Vince D. Calhoun received the bachelor degree in electrical engineering from the University of Kansas, Lawrence, Kansas, in 1991, master degree in biomedical engineering and information systems from Johns Hopkins University, Baltimore, in 1993 and 1996, respectively, and the PhD degree in electrical engineering from the University of Maryland Baltimore County, Baltimore, in 2002. He worked as a senior research engineer at the psychiatric neuroimaging laboratory at Johns Hopkins from 1993 until 2002. He then served as the director of medical image analysis at the Olin Neuropsychiatry Research Center and as an associate professor at Yale University. He is currently the chief technology officer and the director of Image Analysis and MR Research at the Mind Research Network and is a professor in the Departments of Electrical and Computer Engineering (primary), Neurosciences, Psychiatry and Computer Science at the University of New Mexico. He is the author of more than 650 full journal articles and more than 300 technical reports, abstracts, and conference proceedings. Much of his career has been spent on the development of data driven approaches for the analysis of brain imaging data. He has won more than $18 million in NSF and NIH grants on the incorporation of prior information into independent component analysis (ICA) for functional magnetic resonance imaging, data fusion of multimodal imaging and genetics data, and the identification of biomarkers for disease. He is a chartered grant reviewer for NIH. He has organized workshops and special sessions at multiple conferences. He is currently serving on the IEEE Machine Learning for Signal Processing (MLSP) technical committee and previously served as the general chair of the 2005 meeting. He is a reviewer for many journals and is on the editorial board of the Human Brain Mapping and Neuroimage journals. He is a senior member of the IEEE, the Organization for Human Brain Mapping, the International Society for Magnetic Resonance in Medicine, and the American College of Neuropsychopharmacology.

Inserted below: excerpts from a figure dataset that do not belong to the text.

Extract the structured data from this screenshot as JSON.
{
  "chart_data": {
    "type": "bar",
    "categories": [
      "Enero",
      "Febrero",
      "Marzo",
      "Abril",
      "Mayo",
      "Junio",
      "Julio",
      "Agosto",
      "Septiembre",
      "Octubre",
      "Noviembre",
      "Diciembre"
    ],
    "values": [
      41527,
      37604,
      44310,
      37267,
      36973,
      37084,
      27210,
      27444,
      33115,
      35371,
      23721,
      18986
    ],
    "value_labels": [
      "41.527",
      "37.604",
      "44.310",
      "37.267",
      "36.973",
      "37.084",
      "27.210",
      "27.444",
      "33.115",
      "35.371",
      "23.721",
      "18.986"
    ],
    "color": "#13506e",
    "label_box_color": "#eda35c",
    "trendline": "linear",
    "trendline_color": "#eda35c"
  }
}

Yu-Ping Wang received the B.S. degree in applied mathematics from Tianjin University, China, in 1990, and the M.S. degree in computational mathematics and the PhD degree in communications and electronic systems from Xi’an Jiaotong University, China, in 1993 and 1996, respectively. After his graduation, he had visiting positions at the Center for Wavelets, Approximation and Information Processing of the National University of Singapore and Washington University Medical School in St. Louis. From 2000 to 2003, he worked as a senior research engineer at Perceptive Scientific Instruments, Inc., and then Advanced Digital Imaging Research, LLC, Houston, Texas. In the fall of 2003, he returned to academia as an assistant professor of computer science and electrical engineering with the University of Missouri-Kansas City. He is currently a professor of biomedical engineering and biostatistics & bioinformatics with the Tulane University School of Science and Engineering & School of Public Health and Tropical Medicine. He is also a member of the Tulane Center of Bioinformatics and Genomics, Tulane Cancer Center, and Tulane Neuroscience Program. His research interests include computer vision, signal processing, and machine learning with applications to biomedical imaging and bioinformatics, where he has over 200 peer reviewed publications. He has served on numerous program committees and NSF/NIH review panels, and served as editors for several journals such as Neuroscience Methods. He is a senior member of the IEEE.